Образумившись, Таубе ощупью надел ремень, но по лицу охранника было видно, что он затаил обиду. Дядя сложил платок, но не стал убирать его в карман, а с отвращением высморкался, убедительно показывая, насколько омерзителен для него любой контакт с Таубе. Сжимая использованный платок двумя пальцами, он, как хищник, обошел вокруг Таубе с приклеенной полуулыбкой, которую многие из нас встречали на медосмотре и уже не принимали за чистую монету. Наконец процесс унижения завершился, и Дядя, нагнувшись вровень с физиономией Таубе, издал протяжное шипение, громкое и отчетливое, которое разнеслось по всему залу.
– На самом деле мне эта песня никогда не нравилась, – бросил он.
Тут я заметила, что рояльная клавиша у меня в руке стала какой-то скользкой. На мгновение мне показалось, будто она, как это ни странно, плачет, но я быстро поняла: у меня просто вспотела рука.
Дядя стал удаляться в направлении своего места; каждый тщательно рассчитанный шаг отдавался по всему залу.
– Я думал, мы собрались музыку послушать, – как ни в чем не бывало обратился он к женщине-дирижеру.
Она послушно склонила голову и дала знак оркестранткам возобновить игру, а потом в зале появилась известная певица, сопровождаемая восхищенным оживлением. Ее доставили совсем недавно, так что охранники еще не успели привыкнуть к ее звездному присутствию и расступались при ее приближении.
– Мамина любимица, – шепнула Перль.
– Точно, – подтвердила я. – Как жаль, что маму сюда не позвали.

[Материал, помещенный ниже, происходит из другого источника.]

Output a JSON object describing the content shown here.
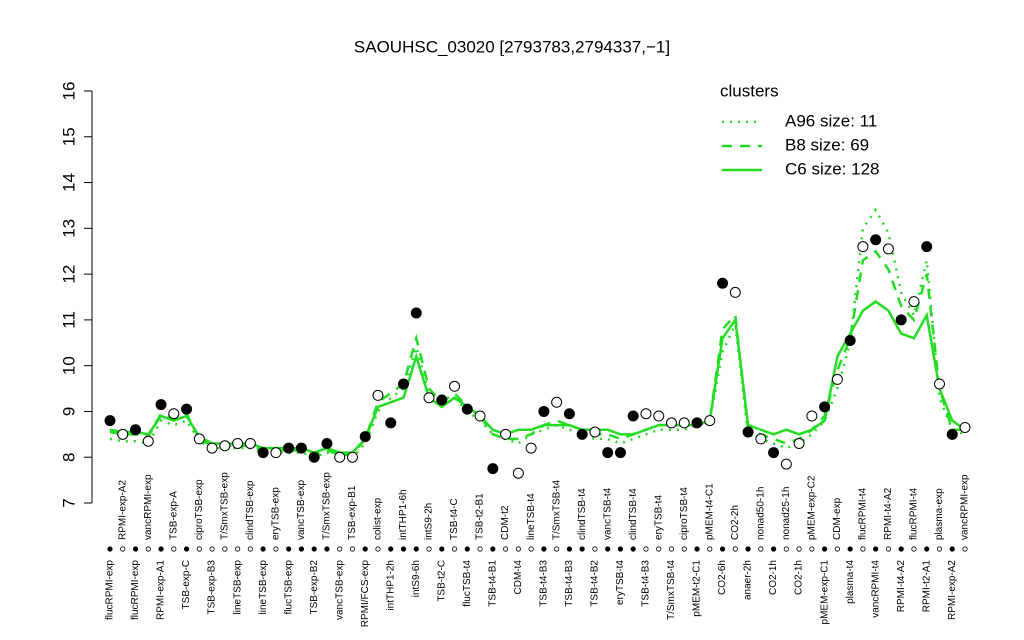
{
  "chart_data": {
    "type": "line",
    "title": "SAOUHSC_03020 [2793783,2794337,−1]",
    "legend_title": "clusters",
    "ylim": [
      7,
      16
    ],
    "yticks": [
      7,
      8,
      9,
      10,
      11,
      12,
      13,
      14,
      15,
      16
    ],
    "categories": [
      "flucRPMI-exp",
      "RPMI-exp-A2",
      "flucRPMI-exp",
      "vancRPMI-exp",
      "RPMI-exp-A1",
      "TSB-exp-A",
      "TSB-exp-C",
      "ciproTSB-exp",
      "TSB-exp-B3",
      "T/SmxTSB-exp",
      "lineTSB-exp",
      "clindTSB-exp",
      "lineTSB-exp",
      "eryTSB-exp",
      "flucTSB-exp",
      "vancTSB-exp",
      "TSB-exp-B2",
      "T/SmxTSB-exp",
      "vancTSB-exp",
      "TSB-exp-B1",
      "RPMI/FCS-exp",
      "colist-exp",
      "intTHP1-2h",
      "intTHP1-6h",
      "intS9-6h",
      "intS9-2h",
      "TSB-t2-C",
      "TSB-t4-C",
      "flucTSB-t4",
      "TSB-t2-B1",
      "TSB-t4-B1",
      "CDM-t2",
      "CDM-t4",
      "lineTSB-t4",
      "TSB-t4-B3",
      "T/SmxTSB-t4",
      "TSB-t4-B3",
      "clindTSB-t4",
      "TSB-t4-B2",
      "vancTSB-t4",
      "eryTSB-t4",
      "clindTSB-t4",
      "TSB-t4-B3",
      "eryTSB-t4",
      "T/SmxTSB-t4",
      "ciproTSB-t4",
      "pMEM-t2-C1",
      "pMEM-t4-C1",
      "CO2-6h",
      "CO2-2h",
      "anaer-2h",
      "nonad50-1h",
      "CO2-1h",
      "nonad25-1h",
      "CO2-1h",
      "pMEM-exp-C2",
      "pMEM-exp-C1",
      "CDM-exp",
      "plasma-t4",
      "flucRPMI-t4",
      "vancRPMI-t4",
      "RPMI-t4-A2",
      "RPMI-t4-A2",
      "flucRPMI-t4",
      "RPMI-t2-A1",
      "plasma-exp",
      "RPMI-exp-A2",
      "vancRPMI-exp"
    ],
    "values": [
      8.8,
      8.5,
      8.6,
      8.35,
      9.15,
      8.95,
      9.05,
      8.4,
      8.2,
      8.25,
      8.3,
      8.3,
      8.1,
      8.1,
      8.2,
      8.2,
      8.0,
      8.3,
      8.0,
      8.0,
      8.45,
      9.35,
      8.75,
      9.6,
      11.15,
      9.3,
      9.25,
      9.55,
      9.05,
      8.9,
      7.75,
      8.5,
      7.65,
      8.2,
      9.0,
      9.2,
      8.95,
      8.5,
      8.55,
      8.1,
      8.1,
      8.9,
      8.95,
      8.9,
      8.75,
      8.75,
      8.75,
      8.8,
      11.8,
      11.6,
      8.55,
      8.4,
      8.1,
      7.85,
      8.3,
      8.9,
      9.1,
      9.7,
      10.55,
      12.6,
      12.75,
      12.55,
      11.0,
      11.4,
      12.6,
      9.6,
      8.5,
      8.65
    ],
    "filled": [
      true,
      false,
      true,
      false,
      true,
      false,
      true,
      false,
      false,
      false,
      false,
      false,
      true,
      false,
      true,
      true,
      true,
      true,
      false,
      false,
      true,
      false,
      true,
      true,
      true,
      false,
      true,
      false,
      true,
      false,
      true,
      false,
      false,
      false,
      true,
      false,
      true,
      true,
      false,
      true,
      true,
      true,
      false,
      false,
      false,
      false,
      true,
      false,
      true,
      false,
      true,
      false,
      true,
      false,
      false,
      false,
      true,
      false,
      true,
      false,
      true,
      false,
      true,
      false,
      true,
      false,
      true,
      false
    ],
    "point_color": "#000000",
    "series": [
      {
        "name": "A96 size: 11",
        "color": "#22dd22",
        "style": "dotted",
        "values": [
          8.4,
          8.35,
          8.35,
          8.3,
          8.8,
          8.7,
          8.8,
          8.35,
          8.2,
          8.2,
          8.2,
          8.2,
          8.1,
          8.1,
          8.1,
          8.1,
          8.0,
          8.1,
          8.0,
          8.0,
          8.3,
          9.0,
          9.3,
          9.5,
          10.4,
          9.4,
          9.1,
          9.3,
          9.0,
          8.8,
          8.5,
          8.4,
          8.3,
          8.5,
          8.6,
          8.7,
          8.6,
          8.5,
          8.4,
          8.4,
          8.3,
          8.4,
          8.5,
          8.6,
          8.6,
          8.6,
          8.7,
          8.8,
          10.3,
          10.9,
          8.5,
          8.4,
          8.3,
          8.2,
          8.3,
          8.5,
          8.8,
          9.5,
          10.5,
          13.0,
          13.4,
          12.9,
          11.6,
          11.1,
          12.3,
          9.3,
          8.6,
          8.5
        ]
      },
      {
        "name": "B8 size: 69",
        "color": "#22dd22",
        "style": "dashed",
        "values": [
          8.55,
          8.5,
          8.5,
          8.45,
          8.95,
          8.85,
          8.95,
          8.4,
          8.25,
          8.25,
          8.25,
          8.25,
          8.15,
          8.15,
          8.15,
          8.15,
          8.05,
          8.15,
          8.05,
          8.05,
          8.4,
          9.2,
          9.4,
          9.6,
          10.6,
          9.5,
          9.2,
          9.4,
          9.1,
          8.9,
          8.5,
          8.4,
          8.4,
          8.5,
          8.7,
          8.8,
          8.7,
          8.6,
          8.5,
          8.5,
          8.4,
          8.5,
          8.6,
          8.7,
          8.7,
          8.7,
          8.7,
          8.8,
          10.8,
          11.1,
          8.6,
          8.5,
          8.4,
          8.3,
          8.4,
          8.6,
          8.9,
          9.9,
          10.6,
          12.3,
          12.5,
          12.1,
          11.3,
          11.0,
          12.0,
          9.5,
          8.6,
          8.6
        ]
      },
      {
        "name": "C6 size: 128",
        "color": "#22dd22",
        "style": "solid",
        "values": [
          8.6,
          8.55,
          8.55,
          8.5,
          8.9,
          8.8,
          8.9,
          8.45,
          8.3,
          8.3,
          8.3,
          8.3,
          8.2,
          8.2,
          8.2,
          8.2,
          8.1,
          8.2,
          8.1,
          8.1,
          8.4,
          9.1,
          9.2,
          9.3,
          10.2,
          9.3,
          9.1,
          9.3,
          9.1,
          8.9,
          8.6,
          8.5,
          8.6,
          8.6,
          8.7,
          8.7,
          8.7,
          8.6,
          8.6,
          8.6,
          8.5,
          8.5,
          8.6,
          8.7,
          8.7,
          8.7,
          8.7,
          8.8,
          10.6,
          11.0,
          8.7,
          8.6,
          8.5,
          8.6,
          8.5,
          8.6,
          8.8,
          10.2,
          10.7,
          11.2,
          11.4,
          11.2,
          10.7,
          10.6,
          11.1,
          9.5,
          8.8,
          8.6
        ]
      }
    ]
  }
}
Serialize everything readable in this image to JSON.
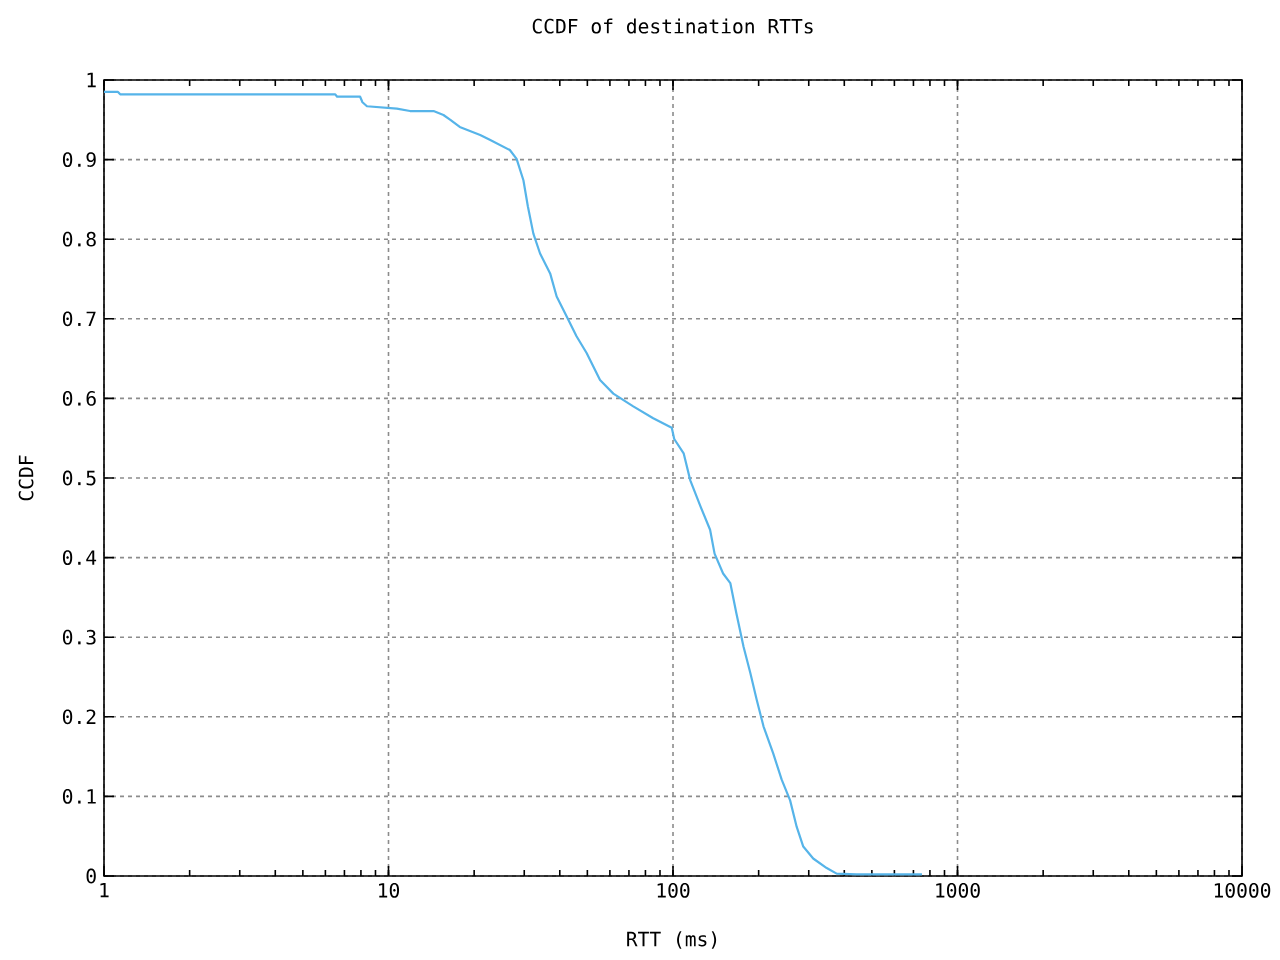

Она бы охотно пришла, я знаю. Эти мелодии – после папиного ухода они стали ей поддержкой. Папа – я была в этом уверена – не планировал исчезнуть навсегда. Он всего лишь отправился по вызову к жившему на той же улице больному ребенку, у которого начался сильный жар; отец, как настоящий доктор, не мог никому отказать в помощи. Я долго сокрушалась, что он оказался настолько верен своему врачебному долгу. Кстати, у постели больного ребенка он так и не появился. Ребенок не выжил, и мой отец… тоже. Выйдя из дому в преддверии комендантского часа, он был схвачен гестаповцами. Но у властей имелась собственная версия. Как и для любого другого исчезновения. Маму мы не спрашивали, каково ее мнение. В гетто она забилась в подвал, отказывалась принимать пищу и переодеваться. Мы оставляли еду на тарелке и утром забирали ее нетронутой. Единственное, чем занималась мама, – играла на рояле песни из репертуара этой певицы, и, хотя все мелодии были грустными, они поднимали ей настроение. Я знаю, как ей было одиноко – хуже, чем нам всем. Сестры́-двойняшки у нее никогда не было, и у нас на глазах она постепенно утрачивала сначала материнские черты, потом женские – до тех пор, пока не превратилась в девочку, даже младше нас с Перль. Она пришла в чувство лишь с приездом зайде, папиного папы, который сердечными объятиями и зычным голосом скрыл тоску по сыну и распорядился прекратить эту музыку.
У меня никогда не было желания запоминать такие картины: за них отвечала Перль, и не ее вина, что моя память оказалась столь цепкой. Глядя на сестру, я понимала, что ей вспоминается то же самое.
– От такой музыки наша мама заснула бы, не сняв туфель, – предположила Перль.
– И не притронувшись к ячменной похлебке, – добавила я.
– Мы ей ко рту то и дело зеркальце подносили, – вспомнила Перль.
– Чтобы проверить, дышит ли, – закончила я.
Давненько мы не заканчивали друг за дружкой фразы. С каким-то новым удовлетворением я прислонилась к кирпичной стене. Меня даже не волновало, что Петер, стоявший рядом с Перль, тайком сжимает ее руку. Волновала меня только музыка.
Эту мелодию собственного сочинения нашей капельмейстерши я прежде не слышала и сейчас задумалась: не было ли у нее какого-нибудь окна в природу, неведомого прочим. То ли она, не в пример остальным, ела досыта, то ли крепко спала, то ли получала из дому не попавшие под цензорский карандаш письма с добрыми вестями, но эта песня меня приободрила и нарисовала передо мной картинку ждущего меня будущего.